EL BUFÓN, EL ESCRIBANO Y EL TABERNERO

Nuestro compañero Paco jamás ha querido aclararnos cómo llegó a sus  manos el precioso códice medieval, de origen persa, que guarda en su casa y sólo enseña  a los amigos más íntimos. Tras mucho insistir, le hemos convencido para que publique hoy y aqui su transcripción.

Anónimo Persa, traducido por Paco López Barrio

“Como cada noche apagué las antorchas que me habían servido en mis juegos malabares y las guardé en la gran caja que siempre llevo a cuestas, junto a las capas y gorros de plumas, todo lo que poseo. Aparte de Zoraida, mi fiel cabra y compañera de espectáculo. Soy, he de explicaros, bufón. O quizá titiritero, juglar, cuentacuentos… ¿Qúe más da? Todos esos nombres, en el fondo, me parecen un único y hermoso oficio.

Antes tenía otras dos cabras, pero, muy a mi pesar, hube de venderlas. Cada vez caían menos monedas sobre la manta que extiendo en el suelo durante mi actuación. Demasiadas bocas que alimentar aunque se conformasen royendo cualquier hierbajo.  Me quedé con la cabra más inteligente de las tres, lo que no es mucho decir. Transformé el espectáculo como tantos otros compañeros, siguiendo lo que se conoce como magia de bajo coste. Para compensar la pérdida de espectacularidad tuve que mejorar mis chistes y malabares (no hay mal que por bien no venga). La cabra, incluso, entendió que si no se esforzaba acabaria en un asador, como sus compañeras, y, debo decirlo, ha mejorado mucho sus dotes artísticas, inicialmente escasas.
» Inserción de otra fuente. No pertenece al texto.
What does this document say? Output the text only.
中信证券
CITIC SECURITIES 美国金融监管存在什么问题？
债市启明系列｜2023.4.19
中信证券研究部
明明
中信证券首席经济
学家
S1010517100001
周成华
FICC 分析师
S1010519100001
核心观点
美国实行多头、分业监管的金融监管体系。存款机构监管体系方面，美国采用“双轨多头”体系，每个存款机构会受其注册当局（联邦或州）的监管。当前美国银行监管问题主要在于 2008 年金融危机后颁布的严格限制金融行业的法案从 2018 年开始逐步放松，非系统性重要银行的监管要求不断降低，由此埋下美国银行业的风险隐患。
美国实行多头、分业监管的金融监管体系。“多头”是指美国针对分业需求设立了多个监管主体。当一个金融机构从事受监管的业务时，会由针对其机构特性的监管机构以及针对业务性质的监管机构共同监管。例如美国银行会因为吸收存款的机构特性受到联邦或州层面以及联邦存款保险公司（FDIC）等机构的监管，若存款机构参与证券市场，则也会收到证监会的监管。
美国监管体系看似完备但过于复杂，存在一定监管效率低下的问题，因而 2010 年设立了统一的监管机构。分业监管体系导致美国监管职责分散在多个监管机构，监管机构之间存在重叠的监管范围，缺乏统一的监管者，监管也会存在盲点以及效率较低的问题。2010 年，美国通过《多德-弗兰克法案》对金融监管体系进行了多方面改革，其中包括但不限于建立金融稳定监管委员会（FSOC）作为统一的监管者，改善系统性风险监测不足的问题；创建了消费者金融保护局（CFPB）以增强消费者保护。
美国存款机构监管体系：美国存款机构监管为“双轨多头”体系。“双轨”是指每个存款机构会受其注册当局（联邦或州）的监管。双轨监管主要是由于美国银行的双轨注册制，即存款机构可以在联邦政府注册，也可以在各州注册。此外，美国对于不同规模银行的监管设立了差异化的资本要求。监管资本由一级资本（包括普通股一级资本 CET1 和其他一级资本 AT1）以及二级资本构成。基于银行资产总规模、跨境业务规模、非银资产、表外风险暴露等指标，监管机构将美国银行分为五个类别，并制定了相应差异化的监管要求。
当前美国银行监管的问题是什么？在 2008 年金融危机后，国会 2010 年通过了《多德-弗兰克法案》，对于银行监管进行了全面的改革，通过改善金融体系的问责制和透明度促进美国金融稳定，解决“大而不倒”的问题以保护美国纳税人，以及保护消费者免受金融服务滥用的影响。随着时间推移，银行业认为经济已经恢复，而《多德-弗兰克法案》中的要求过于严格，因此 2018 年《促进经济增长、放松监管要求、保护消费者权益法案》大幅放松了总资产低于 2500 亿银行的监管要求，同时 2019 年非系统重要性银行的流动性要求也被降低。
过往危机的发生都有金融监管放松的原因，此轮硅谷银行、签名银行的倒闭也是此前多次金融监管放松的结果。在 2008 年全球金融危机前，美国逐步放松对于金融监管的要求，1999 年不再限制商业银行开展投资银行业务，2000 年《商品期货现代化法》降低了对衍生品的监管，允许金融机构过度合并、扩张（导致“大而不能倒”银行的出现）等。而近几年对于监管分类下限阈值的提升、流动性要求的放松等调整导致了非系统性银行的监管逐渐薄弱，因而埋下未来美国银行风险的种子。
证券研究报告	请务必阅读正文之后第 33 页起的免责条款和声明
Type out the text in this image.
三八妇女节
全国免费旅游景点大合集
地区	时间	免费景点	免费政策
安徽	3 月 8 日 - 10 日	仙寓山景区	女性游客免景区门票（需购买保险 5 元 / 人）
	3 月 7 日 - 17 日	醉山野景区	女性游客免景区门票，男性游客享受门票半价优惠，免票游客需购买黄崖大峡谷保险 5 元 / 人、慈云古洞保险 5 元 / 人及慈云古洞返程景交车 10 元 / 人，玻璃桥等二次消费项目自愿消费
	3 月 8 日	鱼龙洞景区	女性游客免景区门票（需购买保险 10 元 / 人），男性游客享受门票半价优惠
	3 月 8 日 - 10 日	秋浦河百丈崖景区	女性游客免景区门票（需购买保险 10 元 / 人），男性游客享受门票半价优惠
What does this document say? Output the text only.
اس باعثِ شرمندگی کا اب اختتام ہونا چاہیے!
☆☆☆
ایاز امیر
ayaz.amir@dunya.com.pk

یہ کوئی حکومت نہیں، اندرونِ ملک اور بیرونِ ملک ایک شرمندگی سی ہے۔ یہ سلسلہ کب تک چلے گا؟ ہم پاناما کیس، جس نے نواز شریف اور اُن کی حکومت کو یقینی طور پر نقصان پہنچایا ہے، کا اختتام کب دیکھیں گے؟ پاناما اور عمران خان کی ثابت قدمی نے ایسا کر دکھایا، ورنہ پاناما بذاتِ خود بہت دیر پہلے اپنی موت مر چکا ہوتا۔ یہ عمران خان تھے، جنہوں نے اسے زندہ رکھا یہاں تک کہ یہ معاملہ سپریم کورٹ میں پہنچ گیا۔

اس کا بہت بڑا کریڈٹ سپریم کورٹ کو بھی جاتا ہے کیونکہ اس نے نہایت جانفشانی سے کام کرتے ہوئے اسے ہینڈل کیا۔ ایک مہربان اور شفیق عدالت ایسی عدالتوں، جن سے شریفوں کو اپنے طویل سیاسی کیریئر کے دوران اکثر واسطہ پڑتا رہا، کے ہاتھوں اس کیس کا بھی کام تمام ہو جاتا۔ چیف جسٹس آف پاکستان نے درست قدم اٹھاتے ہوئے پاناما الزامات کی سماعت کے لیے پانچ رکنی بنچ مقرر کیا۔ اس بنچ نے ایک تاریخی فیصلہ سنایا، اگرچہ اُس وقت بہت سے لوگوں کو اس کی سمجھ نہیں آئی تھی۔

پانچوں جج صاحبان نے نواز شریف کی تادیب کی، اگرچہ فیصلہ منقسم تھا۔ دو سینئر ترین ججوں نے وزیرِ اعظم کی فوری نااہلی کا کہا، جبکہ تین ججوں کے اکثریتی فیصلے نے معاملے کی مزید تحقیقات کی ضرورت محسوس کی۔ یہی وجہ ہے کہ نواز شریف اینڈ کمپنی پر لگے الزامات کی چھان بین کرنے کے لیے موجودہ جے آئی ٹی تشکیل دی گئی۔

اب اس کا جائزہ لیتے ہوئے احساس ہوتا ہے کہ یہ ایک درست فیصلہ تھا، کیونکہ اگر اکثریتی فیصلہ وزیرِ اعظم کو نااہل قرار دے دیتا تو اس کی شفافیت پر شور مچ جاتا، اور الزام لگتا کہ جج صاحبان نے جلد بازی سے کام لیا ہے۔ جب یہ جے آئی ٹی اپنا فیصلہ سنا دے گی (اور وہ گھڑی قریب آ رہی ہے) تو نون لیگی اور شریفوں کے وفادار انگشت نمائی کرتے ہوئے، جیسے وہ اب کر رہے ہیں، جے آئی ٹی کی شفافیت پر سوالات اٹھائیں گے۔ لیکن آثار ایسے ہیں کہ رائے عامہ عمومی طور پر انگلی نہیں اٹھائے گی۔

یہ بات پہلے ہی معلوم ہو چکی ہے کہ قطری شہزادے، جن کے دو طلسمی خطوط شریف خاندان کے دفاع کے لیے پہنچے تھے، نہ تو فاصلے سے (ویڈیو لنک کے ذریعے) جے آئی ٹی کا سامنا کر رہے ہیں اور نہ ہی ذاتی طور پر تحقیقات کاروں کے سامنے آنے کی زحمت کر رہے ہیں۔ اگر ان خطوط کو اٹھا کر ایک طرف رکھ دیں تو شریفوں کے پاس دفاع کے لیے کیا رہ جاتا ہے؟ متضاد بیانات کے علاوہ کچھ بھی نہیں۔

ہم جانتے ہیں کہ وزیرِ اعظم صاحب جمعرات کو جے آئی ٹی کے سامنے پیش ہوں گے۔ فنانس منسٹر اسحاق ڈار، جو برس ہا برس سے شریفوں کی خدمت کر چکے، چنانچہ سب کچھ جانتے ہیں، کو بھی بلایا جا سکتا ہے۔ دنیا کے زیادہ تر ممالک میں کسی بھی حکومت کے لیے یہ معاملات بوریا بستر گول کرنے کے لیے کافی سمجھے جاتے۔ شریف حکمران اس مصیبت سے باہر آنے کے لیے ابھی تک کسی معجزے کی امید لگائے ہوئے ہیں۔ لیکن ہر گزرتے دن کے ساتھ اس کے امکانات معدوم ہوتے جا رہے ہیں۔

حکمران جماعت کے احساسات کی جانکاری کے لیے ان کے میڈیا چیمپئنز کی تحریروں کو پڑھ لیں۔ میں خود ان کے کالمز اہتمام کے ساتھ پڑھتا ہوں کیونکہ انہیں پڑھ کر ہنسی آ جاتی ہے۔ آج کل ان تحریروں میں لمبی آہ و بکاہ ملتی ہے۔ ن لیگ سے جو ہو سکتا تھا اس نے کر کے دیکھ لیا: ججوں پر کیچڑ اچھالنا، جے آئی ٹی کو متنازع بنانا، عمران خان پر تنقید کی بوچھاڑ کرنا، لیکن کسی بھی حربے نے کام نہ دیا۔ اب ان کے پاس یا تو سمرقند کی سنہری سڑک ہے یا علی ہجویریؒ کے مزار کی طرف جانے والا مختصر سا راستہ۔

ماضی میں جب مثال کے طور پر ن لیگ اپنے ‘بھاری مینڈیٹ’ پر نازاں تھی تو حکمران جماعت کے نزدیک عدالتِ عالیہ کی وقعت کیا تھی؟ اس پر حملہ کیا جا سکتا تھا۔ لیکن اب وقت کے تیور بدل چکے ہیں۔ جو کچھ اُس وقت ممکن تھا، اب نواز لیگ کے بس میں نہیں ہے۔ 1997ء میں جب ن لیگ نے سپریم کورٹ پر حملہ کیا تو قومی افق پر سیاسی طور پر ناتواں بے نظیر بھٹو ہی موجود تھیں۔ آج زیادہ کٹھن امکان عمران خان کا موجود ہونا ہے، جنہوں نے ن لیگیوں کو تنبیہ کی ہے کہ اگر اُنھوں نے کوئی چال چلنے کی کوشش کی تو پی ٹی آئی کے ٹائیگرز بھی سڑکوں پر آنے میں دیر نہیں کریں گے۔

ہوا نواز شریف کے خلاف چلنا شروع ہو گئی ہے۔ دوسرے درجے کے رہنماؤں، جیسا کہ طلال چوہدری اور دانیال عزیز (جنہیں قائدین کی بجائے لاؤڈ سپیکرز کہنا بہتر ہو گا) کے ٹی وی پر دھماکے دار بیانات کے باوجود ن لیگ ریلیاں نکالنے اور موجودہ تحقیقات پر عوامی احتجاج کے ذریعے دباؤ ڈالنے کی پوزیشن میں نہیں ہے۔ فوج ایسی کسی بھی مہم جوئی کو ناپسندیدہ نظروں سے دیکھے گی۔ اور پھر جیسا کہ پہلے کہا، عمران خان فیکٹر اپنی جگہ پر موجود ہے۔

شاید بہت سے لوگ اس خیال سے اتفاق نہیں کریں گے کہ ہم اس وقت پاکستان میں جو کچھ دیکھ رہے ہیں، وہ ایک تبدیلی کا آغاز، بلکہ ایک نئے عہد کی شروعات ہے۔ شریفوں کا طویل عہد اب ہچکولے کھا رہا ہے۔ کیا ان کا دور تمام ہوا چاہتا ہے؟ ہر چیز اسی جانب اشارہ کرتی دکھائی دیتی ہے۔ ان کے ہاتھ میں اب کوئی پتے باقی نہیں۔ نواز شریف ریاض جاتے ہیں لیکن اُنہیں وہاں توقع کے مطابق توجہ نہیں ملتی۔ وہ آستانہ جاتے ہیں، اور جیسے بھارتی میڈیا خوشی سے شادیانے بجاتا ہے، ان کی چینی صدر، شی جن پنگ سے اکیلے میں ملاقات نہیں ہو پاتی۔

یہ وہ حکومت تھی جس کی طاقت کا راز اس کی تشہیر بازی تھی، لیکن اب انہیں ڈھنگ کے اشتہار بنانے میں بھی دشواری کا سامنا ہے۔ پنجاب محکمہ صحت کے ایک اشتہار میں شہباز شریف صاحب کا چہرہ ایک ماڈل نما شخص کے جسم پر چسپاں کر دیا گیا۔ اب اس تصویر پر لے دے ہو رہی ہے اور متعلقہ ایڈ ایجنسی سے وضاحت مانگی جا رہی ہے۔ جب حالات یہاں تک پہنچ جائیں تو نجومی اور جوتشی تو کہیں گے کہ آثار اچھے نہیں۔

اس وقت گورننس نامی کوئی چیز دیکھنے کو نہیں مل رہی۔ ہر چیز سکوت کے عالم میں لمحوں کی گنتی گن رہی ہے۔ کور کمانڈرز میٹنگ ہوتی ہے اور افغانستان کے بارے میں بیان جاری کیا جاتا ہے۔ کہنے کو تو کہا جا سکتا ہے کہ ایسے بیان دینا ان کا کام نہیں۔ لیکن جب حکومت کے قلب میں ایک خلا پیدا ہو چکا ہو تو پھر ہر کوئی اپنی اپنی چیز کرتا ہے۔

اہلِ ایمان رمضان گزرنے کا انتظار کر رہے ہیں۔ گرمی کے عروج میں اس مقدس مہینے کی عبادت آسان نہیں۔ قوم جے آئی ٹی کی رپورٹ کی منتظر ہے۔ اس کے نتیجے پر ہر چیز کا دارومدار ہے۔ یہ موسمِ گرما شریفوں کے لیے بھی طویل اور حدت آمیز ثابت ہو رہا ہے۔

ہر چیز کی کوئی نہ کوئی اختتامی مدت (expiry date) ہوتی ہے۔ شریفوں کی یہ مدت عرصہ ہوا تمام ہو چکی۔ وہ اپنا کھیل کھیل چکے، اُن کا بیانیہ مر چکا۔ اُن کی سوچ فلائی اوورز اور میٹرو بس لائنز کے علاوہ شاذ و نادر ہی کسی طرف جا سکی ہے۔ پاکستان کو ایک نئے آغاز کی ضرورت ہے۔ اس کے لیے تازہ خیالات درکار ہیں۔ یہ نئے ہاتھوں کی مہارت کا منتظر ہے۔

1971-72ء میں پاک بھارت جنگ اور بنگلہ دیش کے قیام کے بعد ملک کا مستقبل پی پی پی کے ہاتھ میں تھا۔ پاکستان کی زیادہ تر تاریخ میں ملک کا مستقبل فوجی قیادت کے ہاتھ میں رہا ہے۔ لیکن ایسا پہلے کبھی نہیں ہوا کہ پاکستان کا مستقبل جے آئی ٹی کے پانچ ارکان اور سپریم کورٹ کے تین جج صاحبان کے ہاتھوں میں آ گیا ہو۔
La cabra y yo nos acercamos a la taberna en la que solíamos cenar cada noche, después del espectáculo. Con mejor o peor tiempo, con mejores o peores cosechas, nunca nos faltaron unas monedas en la bolsa, con las que pagar un trozo de pan y un vaso de vino.

La taberna tampoco estaba en su mejor momento. Años atras rebosaba de clientes cada noche. En sus mesas se sentaban cuadrillas de mercaderes, celebrando sus ventas. En otra mesa los maestros canteros – se contruían entonces muchas casas, y hasta palacios o templos- se dejaban sus monedas aún manchadas de yeso. Habia tambien galenos y boticarios, candeleros, cordeleros, orfebres y toneleros, gente de todos los oficios… pero el Reino atravesaba momentos difíciles.  De un tiempo a esta parte las cosechas habian sido muy malas, cierto, pero los sátrapas y usureros habian acumulado en sus manos lo poco que quedaba. La clientela, cada vez con menos dimero en el bolsillo, comenzaba a escasear.

La taberna era propiedad de un viejo tabernero, que más de una vez aprovechaba la falta de vigilancia para aguar el vino. Ese pequeño robo y controlar la caja eran su única tarea.  Pero quien atendia la barra y servía las mesas era un joven aprendiz, con más ganas de hablar que seso. Hay que reconocer que el muchacho trabajaba como un burro, cargando sobre sí todas las tareas a cambio de un salario escaso. Y recibía más palos que una alfombra en dia de limpieza. Pero me resultaba irritante la mezcla de resentimiento y delirios de grandeza (soñaba con tener  una cadena de tabernas propia) que había desarrollado.  A veces, el maestro (también un buen cliente) y yo mismo, intentábamos explicarle que el mundo estaba muy mal repartido y que sólo un gran cambio nos sacaría de la miseria en la que, poco a poco, íbamos cayendo todos. El joven tabernerillo  nos acusaba entonces de impíos y desleales al Rey. Vociferaba diciendo que la gente deberia trabajar más -como hacia él-  y quejarse menos.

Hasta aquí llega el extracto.